In this paper, we present methods that directly model the random structure of porous media using Voronoi tessellations. Three basic structures were generated and they correspond to porous medium geometries with intersecting fractures (granular), interconnected tubes (tubular), and fibers (fibrous). Fluid flow through these models was solved by a massively parallelized lattice Boltzmann code. We established the porosity–permeability relations for these basic geometry models. It is found that, for granular and tubular geometries, the specific surface area is a critical structural parameter that can bring their porosity–permeability relations together under a unified Kozeny–Carman equation. A connected fracture network, superimposed on the basic Voronoi structure, increases the dimensionless permeability relative to the Kozeny–Carman equation; isolated large pores (vugs), on the other hand, decreases the dimensionless permeability relative to the Kozeny–Carman equation.
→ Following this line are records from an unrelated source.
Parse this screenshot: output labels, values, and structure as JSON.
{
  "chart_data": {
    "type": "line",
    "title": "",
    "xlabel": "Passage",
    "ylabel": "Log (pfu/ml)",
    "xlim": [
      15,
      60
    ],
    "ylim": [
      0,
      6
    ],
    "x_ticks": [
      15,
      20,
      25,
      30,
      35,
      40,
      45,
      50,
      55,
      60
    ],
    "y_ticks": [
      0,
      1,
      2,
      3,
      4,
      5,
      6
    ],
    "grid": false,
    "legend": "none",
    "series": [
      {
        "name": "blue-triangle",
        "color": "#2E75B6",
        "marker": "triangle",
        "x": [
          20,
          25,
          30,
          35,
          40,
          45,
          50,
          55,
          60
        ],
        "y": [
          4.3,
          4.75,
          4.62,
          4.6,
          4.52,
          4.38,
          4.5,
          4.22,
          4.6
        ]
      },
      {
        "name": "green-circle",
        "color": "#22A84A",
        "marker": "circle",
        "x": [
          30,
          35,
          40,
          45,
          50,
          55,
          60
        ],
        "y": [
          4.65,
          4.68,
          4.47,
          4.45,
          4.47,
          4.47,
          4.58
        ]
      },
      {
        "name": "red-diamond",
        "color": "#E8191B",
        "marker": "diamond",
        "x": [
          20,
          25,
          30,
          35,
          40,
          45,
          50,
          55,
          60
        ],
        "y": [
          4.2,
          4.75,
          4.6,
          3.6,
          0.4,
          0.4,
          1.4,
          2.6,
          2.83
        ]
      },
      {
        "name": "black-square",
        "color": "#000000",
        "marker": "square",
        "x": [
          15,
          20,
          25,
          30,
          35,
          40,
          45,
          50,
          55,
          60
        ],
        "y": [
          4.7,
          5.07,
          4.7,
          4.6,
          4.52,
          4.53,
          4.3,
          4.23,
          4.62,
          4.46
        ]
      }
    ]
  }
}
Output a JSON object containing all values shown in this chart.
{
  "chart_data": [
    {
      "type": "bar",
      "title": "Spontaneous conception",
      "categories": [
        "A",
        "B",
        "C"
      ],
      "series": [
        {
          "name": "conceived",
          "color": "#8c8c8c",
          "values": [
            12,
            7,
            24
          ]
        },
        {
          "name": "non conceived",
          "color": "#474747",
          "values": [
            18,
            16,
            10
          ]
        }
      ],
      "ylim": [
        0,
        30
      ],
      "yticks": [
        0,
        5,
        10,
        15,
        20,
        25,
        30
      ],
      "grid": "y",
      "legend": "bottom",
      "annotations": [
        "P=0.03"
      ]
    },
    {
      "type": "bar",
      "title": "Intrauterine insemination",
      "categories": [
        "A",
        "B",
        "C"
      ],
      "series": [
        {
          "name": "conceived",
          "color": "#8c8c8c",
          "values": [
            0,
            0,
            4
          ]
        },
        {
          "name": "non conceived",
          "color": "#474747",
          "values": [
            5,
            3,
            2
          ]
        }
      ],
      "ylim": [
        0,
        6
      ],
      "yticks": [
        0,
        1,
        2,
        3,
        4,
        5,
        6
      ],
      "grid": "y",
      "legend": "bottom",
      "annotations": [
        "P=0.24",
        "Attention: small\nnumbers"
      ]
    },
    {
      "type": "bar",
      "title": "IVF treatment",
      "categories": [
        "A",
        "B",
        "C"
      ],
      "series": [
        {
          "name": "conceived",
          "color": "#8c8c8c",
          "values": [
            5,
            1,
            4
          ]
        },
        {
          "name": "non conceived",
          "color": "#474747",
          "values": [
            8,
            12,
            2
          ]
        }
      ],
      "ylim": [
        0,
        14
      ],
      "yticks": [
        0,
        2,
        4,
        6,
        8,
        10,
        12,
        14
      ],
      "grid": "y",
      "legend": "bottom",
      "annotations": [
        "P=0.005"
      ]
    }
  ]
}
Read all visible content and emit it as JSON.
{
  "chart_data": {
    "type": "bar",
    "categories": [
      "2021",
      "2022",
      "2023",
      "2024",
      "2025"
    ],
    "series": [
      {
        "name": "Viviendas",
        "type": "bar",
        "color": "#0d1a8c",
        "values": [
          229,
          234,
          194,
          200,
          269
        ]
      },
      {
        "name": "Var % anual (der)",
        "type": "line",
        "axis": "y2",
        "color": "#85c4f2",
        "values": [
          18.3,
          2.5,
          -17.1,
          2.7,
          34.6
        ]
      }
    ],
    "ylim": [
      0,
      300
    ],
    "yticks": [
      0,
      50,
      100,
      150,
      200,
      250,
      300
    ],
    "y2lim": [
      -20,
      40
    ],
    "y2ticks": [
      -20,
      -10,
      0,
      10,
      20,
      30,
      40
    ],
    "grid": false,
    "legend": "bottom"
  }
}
The Kozeny–Carman equation, however, cannot distinguish a heterogeneous structure with an embedded partially penetrating fracture. The porosity–permeability relation for fibrous geometries in general agrees with those established for simple-cubic, body-centered cubic, and face-centered cubic models. In the dilute limit, however, the dependence on the solid fraction is weaker in Voronoi geometries, indicating weaker hydrodynamic interactions among randomly interconnected fibers than those in the idealized models.